As is clear from Table 1 above, the ferromagnetic metallic iron powders obtained in the present invention (Examples 1 and 2) are both lower than the ferromagnetic metallic iron powders obtained in Comparative Examples 1 to 4. The magnetic tapes obtained by the present invention (Examples 1 and 2) have high coercive force, high saturation magnetization, and high squareness, and have higher squareness than the conventional magnetic tapes obtained in Comparative Examples 1 to 4. The ferromagnetic metal iron powder obtained by this invention has excellent magnetic properties and durability, and as a result, the ferromagnetic metal iron powder obtained by this invention has excellent magnetic properties and durability. It can be seen that the magnetic recording medium obtained has further improved magnetic properties, electromagnetic conversion properties, and durability.

Patent applicant: Hitachi Maxell, Ltd.

Claims (8)

[Claims] 1. A ferromagnetic metal powder containing aluminum, silicon, and phosphorus in a ferromagnetic metal powder mainly composed of iron. 2. Based on iron, aluminum is 0.2 to 15.0% by weight, silicon is 0.05 to 15.0% by weight, and phosphorus is 0.0%.
The ferromagnetic metal powder according to claim 1, containing the ferromagnetic metal powder in a range of 5 to 5.0% by weight. 3. 3. The ferromagnetic metal powder according to claim 1, wherein more aluminum, silicon, and phosphorus are present on the particle surface of the ferromagnetic metal powder. 4. The surface of iron-based oxyhydroxide particles or oxide particles is treated with an aluminum compound, a silicon compound, and a phosphorus compound to deposit the aluminum compound, silicon compound, and phosphorus compound, and then this is reduced. 1. A method for producing ferromagnetic metal powder, characterized in that aluminum, silicon, and phosphorus are contained in the particles by thermal reduction in a magnetic gas atmosphere. 5. Aluminum content is 0.2 to 15 compared to iron.

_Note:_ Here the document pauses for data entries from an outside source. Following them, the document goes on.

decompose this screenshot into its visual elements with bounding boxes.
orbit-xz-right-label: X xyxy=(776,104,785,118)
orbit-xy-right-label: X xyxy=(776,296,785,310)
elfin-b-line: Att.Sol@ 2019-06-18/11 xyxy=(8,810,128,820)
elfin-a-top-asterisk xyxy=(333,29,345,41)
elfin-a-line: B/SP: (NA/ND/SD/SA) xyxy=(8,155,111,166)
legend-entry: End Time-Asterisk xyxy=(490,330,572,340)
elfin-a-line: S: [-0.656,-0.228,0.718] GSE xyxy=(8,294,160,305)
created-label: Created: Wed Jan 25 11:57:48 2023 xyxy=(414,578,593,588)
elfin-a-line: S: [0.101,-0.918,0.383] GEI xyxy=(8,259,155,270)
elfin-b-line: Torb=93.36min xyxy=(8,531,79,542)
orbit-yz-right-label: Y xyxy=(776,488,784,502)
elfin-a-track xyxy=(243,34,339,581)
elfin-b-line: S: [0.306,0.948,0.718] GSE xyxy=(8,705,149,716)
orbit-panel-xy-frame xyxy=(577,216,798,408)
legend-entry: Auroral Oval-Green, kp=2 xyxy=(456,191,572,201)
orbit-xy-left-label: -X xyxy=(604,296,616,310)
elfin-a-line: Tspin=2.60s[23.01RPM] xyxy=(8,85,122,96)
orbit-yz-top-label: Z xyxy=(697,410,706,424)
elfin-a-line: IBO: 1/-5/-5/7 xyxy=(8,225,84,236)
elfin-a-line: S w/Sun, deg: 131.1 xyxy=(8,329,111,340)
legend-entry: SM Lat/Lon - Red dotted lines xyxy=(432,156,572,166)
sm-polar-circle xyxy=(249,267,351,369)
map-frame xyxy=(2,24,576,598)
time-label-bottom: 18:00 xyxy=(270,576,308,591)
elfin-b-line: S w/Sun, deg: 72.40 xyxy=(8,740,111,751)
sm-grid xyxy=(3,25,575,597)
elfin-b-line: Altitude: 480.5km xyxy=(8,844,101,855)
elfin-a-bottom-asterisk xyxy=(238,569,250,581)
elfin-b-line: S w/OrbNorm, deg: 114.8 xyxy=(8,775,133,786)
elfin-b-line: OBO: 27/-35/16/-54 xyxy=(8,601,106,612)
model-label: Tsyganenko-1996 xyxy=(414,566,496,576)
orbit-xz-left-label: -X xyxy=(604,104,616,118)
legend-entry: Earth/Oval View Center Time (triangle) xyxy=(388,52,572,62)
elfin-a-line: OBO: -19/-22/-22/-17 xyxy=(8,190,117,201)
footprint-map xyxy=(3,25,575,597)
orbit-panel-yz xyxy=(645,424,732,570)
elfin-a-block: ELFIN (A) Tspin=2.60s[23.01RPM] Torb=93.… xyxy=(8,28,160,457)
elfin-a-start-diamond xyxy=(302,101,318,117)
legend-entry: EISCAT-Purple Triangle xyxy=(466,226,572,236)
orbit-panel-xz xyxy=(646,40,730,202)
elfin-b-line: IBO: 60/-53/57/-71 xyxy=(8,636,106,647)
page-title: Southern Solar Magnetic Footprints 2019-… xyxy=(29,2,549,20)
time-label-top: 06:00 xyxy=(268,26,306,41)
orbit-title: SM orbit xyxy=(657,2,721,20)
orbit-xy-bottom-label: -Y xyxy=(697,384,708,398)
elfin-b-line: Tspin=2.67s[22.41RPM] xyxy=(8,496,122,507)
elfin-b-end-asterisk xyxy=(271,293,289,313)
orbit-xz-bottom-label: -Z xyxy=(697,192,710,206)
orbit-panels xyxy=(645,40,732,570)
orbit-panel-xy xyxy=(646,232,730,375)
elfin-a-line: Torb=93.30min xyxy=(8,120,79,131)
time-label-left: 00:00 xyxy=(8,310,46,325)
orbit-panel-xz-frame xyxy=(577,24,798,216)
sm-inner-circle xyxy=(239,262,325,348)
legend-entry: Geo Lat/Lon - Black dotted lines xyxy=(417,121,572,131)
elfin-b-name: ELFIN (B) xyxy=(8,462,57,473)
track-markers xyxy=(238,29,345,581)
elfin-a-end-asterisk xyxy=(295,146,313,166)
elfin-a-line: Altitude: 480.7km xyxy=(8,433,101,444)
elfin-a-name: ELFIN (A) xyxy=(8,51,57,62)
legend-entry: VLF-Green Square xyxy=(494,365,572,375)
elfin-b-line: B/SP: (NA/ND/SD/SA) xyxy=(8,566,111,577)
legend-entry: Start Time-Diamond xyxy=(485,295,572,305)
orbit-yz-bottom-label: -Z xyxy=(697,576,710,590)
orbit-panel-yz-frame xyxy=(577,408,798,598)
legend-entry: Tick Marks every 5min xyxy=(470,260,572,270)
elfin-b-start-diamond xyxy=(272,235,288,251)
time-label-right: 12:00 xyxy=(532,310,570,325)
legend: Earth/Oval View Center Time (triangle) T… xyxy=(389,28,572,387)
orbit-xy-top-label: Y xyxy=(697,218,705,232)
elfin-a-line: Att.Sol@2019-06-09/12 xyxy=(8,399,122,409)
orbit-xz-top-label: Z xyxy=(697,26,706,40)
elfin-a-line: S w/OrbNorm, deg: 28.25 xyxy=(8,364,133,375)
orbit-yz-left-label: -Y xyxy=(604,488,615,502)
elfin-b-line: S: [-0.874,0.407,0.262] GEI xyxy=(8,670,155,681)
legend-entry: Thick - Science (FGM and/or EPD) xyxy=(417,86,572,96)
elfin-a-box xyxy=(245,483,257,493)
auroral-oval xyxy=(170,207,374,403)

．． 5. The method for producing ferromagnetic metal powder according to claim 4, wherein the silicon content is within the range of 0.05 to 15.0 wt%, and the phosphorus content is within the range of 0.05 to 5.0 wt%. . 6. A magnetic recording medium characterized in that a magnetic layer contains a ferromagnetic metal powder mainly composed of iron and containing aluminum, silicon, and phosphorus. 7. The ferromagnetic metal powder contained in the magnetic layer contains 0.2 to 15.0% by weight of aluminum and 0% of silicon, based on iron.

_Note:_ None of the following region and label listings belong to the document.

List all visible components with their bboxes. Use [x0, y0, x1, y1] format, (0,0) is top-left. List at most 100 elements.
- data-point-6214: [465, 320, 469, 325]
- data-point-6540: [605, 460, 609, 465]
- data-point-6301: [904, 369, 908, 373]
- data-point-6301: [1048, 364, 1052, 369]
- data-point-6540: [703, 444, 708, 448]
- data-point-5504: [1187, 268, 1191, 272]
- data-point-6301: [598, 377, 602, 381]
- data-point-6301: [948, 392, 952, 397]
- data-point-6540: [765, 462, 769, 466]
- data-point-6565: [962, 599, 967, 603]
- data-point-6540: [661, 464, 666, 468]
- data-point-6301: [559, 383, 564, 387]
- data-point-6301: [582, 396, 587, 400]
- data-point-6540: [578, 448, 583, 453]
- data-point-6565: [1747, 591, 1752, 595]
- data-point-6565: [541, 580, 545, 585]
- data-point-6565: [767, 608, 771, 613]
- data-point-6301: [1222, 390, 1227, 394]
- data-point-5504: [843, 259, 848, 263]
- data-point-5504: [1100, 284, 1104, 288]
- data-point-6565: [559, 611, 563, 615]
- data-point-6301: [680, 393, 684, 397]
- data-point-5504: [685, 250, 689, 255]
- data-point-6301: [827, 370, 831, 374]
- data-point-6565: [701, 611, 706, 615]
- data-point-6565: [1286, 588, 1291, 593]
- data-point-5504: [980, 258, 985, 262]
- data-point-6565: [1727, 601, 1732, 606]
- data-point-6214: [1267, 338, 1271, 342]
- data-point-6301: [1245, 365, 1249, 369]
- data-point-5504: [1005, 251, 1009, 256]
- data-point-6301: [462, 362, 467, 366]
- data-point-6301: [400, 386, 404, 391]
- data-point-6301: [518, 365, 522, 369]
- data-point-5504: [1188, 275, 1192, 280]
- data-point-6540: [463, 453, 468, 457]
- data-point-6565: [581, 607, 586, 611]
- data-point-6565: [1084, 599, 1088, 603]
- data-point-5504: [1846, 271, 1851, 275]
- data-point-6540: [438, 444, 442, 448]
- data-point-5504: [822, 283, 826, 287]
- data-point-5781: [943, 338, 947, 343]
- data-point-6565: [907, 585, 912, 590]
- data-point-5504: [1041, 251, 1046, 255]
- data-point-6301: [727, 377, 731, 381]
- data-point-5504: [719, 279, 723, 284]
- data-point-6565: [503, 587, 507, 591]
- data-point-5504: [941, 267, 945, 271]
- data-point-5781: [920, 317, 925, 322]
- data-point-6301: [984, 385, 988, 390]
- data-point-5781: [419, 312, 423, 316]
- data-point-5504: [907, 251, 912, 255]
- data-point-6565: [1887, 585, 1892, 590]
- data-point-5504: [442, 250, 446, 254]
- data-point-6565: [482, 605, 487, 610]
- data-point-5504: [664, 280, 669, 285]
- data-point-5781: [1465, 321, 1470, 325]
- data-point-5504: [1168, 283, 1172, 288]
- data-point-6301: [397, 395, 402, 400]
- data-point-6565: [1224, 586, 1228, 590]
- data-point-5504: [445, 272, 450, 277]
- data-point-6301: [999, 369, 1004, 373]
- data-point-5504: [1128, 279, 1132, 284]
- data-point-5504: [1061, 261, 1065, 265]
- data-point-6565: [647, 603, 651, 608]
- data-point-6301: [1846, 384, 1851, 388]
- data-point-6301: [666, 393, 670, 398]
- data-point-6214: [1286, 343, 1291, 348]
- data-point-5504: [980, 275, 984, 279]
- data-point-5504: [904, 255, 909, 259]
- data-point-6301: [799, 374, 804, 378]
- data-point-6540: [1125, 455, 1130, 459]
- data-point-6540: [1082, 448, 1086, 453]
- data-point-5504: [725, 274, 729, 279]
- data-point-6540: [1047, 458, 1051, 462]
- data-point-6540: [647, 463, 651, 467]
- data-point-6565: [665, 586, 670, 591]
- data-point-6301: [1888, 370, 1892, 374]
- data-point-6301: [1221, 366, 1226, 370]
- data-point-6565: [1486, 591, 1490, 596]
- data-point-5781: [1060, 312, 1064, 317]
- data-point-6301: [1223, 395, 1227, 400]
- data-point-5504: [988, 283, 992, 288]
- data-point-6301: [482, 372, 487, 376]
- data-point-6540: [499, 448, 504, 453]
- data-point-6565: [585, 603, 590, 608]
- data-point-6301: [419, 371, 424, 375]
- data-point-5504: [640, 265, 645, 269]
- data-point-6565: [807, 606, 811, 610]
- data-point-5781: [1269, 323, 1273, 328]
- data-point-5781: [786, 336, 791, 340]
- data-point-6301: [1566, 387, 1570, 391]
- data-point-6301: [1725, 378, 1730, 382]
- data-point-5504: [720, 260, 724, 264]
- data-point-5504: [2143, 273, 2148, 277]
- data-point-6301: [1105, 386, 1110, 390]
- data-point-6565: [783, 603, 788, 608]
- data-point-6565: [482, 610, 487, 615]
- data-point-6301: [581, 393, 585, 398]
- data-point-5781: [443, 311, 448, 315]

．． Claim 6: The ferromagnetic metal powder contains phosphorus in the range of 0.05 to 15.0% by weight and phosphorus in the range of 0.05 to 5.0% by weight.
The magnetic recording medium described. 8. Claims 6 and 7, wherein the ferromagnetic metal powder contained in the magnetic layer is a ferromagnetic metal powder in which more aluminum, silicon, and phosphorus are present on the particle surface of the ferromagnetic metal powder.
The magnetic recording medium described.